FCC Holds Vote On Repeal Of Net Neutrality Rules
FCC Holds Vote On Repeal Of Net Neutrality Rules
FCC holds vote on repeal of net neutrality rules.
Alex Wong/Getty Images

Last month, the Federal Communications Commission voted 3-2 to completely gut the 2015 net neutrality rules that protected Americans from egregious, anti-competitive, and anti-consumer internet service provider practices. With this move, the FCC abdicates its longstanding oversight over harmful practices online and, in a dramatic twist, further preempts states and localities from stepping up in the agency’s absence.
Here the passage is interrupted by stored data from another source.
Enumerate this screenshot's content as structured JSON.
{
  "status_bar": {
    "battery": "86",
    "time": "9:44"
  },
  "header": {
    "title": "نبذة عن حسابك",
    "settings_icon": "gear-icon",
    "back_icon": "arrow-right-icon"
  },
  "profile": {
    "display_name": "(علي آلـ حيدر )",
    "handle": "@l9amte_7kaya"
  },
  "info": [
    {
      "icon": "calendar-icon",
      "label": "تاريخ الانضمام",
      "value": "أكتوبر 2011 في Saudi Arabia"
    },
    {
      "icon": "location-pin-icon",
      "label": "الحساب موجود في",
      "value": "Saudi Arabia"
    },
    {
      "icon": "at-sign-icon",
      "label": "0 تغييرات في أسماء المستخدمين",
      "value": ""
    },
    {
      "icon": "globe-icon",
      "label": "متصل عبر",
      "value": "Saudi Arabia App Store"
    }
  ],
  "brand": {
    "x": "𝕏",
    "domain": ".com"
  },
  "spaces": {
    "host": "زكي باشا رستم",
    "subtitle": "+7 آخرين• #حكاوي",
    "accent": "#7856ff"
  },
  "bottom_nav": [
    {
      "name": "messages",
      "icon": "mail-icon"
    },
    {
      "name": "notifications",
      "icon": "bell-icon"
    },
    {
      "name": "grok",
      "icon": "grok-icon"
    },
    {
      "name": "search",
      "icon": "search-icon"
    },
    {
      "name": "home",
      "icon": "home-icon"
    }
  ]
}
While the repeal of net neutrality threatens democracy, by putting free expression at the discretion of a few large companies that can slow down or block what you see or read, the FCC order added a little-noticed but much more direct attack on our ability to make democratic choices about internet access: The agency invoked its power to preempt state laws to block states from setting their own rules about net neutrality.

Legislators and governors in several large states are exploring whether there are ways to get around that preemption, and experimenting with their own approaches to net neutrality, but the FCC’s preemption sharply constrains their options. That’s a grave mistake, because internet policy should be a welcome opportunity to use one of our country’s most valuable traditions, federalism, to identify policies and approaches that work, as well as those that fail to achieve their goals.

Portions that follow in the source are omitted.